“Serena Mollicone non è morta dove è stata ritrovata”. I luogotenenti dei carabinieri che erano in servizio nei giorni in cui fu compiuto l’omicidio brutale della 18enne di Arce, nel giugno del 2001, sono intervenuti poche ore fa, nel processo d’appello contro gli indagati: la famiglia Mottola e i carabinieri Vincenzo Quatrale e Francesco Suprani. Entro la fine di quest’anno è attesa la sentenza su questo truce delitto, entrati nell’immaginario collettivo come “il delitto di Arce”.
Secondo le dichiarazioni degli uomini in servizio al Ris di Roma all’epoca, Vittorio della Guardia, Ferdinando Scatamacchia e Rosario Casamassima, “da tecnico e non da investigatore – ha dichiarato quest’ultimo – e sulla base degli elementi isolati sul nastro adesivo, escludo che la ragazza sia stata uccisa sul posto dove è stato trovato il cadavere. Serena Mollicone ha urtato – continua – la porta della caserma dei carabinieri e a supporto di questa teoria c’è il fatto che sia sul nastro che sul capo della vittima c’erano elementi da vernice da caldaia e una traccia della stessa porta. La nostra valutazione sulla dinamica dell’omicidio è supportata dalle leggi della fisica”. Pare non sia stato trovato nessun luogo compatibile con queste caratteristiche.
“Dovremmo andare da un’altra parte e trovare la stessa porta e la stessa caldaia”, ha aggiunto, “ma siamo partiti da un’indagine dove c’erano già alcuni elementi e siamo andati avanti su questo. Le analisi eseguite supportano l’ipotesi che Serena Mollicone sia entrata in caserma”. Il legno, la resina e la colla trovati sul nastro avvolto sul capo della ragazza sono riconducibili a una porta dell’alloggio della caserma. Queste tracce, non sono state contaminate dall’ambiente esterno dove è stato ritrovato il suo corpo perché sigillate dalla busta che aveva sulla testa. Le analisi degli uomini del Ris, durate più di un anno, si sono concentrate sui capelli della ragazza dove è stato ritrovato il frammento ligneo che riconduce alla porta. L’arma del delitto, dunque, potrebbe essere la porta secondo quanto detto.
Il delitto
Il 3 giugno del 2001 una ragazza di soli 18 anni viene ritrovata brutalmente uccisa dopo tre giorni in cui se ne sono perse le tracce.
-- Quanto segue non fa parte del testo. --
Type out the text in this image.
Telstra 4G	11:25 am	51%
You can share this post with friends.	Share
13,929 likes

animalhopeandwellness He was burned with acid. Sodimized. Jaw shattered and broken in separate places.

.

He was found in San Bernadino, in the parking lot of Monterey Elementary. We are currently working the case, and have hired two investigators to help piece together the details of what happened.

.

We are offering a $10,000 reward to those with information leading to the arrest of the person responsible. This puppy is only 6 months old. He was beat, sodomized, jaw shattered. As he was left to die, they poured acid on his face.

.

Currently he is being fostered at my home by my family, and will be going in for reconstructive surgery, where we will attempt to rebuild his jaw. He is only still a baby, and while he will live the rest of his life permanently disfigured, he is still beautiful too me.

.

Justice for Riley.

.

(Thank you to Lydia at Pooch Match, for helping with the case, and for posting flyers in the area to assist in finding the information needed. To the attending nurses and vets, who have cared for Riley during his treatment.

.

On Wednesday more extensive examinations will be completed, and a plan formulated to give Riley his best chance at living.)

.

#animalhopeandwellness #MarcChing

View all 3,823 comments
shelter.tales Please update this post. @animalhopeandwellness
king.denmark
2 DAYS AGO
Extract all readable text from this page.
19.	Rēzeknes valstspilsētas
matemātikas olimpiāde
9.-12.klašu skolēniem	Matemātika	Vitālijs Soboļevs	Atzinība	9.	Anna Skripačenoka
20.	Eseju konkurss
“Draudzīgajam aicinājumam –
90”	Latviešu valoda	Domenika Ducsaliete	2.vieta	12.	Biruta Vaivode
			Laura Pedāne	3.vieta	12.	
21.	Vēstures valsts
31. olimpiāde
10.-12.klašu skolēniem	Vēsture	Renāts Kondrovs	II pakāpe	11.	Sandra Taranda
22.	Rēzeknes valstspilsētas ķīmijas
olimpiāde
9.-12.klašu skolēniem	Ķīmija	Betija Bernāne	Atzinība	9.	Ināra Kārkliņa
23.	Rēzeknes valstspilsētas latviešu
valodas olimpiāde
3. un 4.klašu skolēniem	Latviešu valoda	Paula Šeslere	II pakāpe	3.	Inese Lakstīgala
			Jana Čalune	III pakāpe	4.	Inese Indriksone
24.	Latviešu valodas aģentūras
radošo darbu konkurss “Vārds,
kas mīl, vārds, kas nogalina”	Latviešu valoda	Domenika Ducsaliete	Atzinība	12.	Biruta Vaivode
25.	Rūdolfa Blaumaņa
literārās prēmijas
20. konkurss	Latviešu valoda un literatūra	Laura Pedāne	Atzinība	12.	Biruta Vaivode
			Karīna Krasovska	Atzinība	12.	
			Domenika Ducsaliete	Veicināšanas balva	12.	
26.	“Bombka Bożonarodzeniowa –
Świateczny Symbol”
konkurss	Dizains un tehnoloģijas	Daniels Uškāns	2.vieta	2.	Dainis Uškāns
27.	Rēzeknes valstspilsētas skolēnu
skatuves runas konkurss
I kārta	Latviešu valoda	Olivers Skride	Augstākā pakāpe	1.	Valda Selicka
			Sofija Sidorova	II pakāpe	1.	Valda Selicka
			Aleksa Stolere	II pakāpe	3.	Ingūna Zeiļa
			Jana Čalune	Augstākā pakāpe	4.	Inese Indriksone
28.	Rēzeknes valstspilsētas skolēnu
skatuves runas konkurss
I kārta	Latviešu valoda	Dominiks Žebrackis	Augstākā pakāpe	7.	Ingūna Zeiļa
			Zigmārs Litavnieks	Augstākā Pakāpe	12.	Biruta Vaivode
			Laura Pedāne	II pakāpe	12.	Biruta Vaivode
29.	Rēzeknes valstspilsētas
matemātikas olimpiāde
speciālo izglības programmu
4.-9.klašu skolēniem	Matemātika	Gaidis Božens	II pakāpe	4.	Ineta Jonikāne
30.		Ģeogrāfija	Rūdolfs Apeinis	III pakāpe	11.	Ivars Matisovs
I carabinieri trovano il suo corpo senza vita nel boschetto di Arce, in provincia di Frosinone: la testa è avvolta da un sacco di plastica, mani e piedi sono legati da un fil di ferro e dello scotch e bocca e naso sono avvolti da nastro adesivo. Potrebbe essere morta per asfissia.
Le indagini
Per sette anni nessuna svolta nelle indagini fino a quando nel 2008, il brigadiere Santino Tuzi si uccise modo anomalo, pochi giorni dopo aver raccontato alla Procura che Serena, la mattina del primo giugno del 2001, era entrata in caserma e non ne era più uscita. Nel 2011, gli inquirenti aprirono le indagini sugli imputati: l’ex maresciallo dei Carabinieri Franco Mottola, la moglie Annamaria e suo figlio Marco. Secondo l’accusa, la ragazza sarebbe stata ammazzata durante un diverbio con la famiglia Mottola. Nel 2016, venne riesumato il cadavere dalla Procura e la perizia di 250 pagine fece emergere che gli organi sessuali e l’ano di Serena erano stati rimossi, forse per eliminare tracce compromettenti. La pensava così anche il padre di Serena Gugliemo Mollicone, scomparso nel 2020 per un infarto. Nel 2022 la Corte d’Assise ha assolto gli indagati per mancanza di prove ma meno di un mese fa, la stessa Corte d’Assise di Roma ha deciso di riaprire il processo su richiesta della Procura e sulla base di nuove testimonianze e consulenze. La prossima udienza è prevista il 14 dicembre, poi l’ultima il 21, in cui forse arriveranno quelle risposte definitive per cui il padre di Serena ha duramente lottato e che purtroppo non potrà più avere.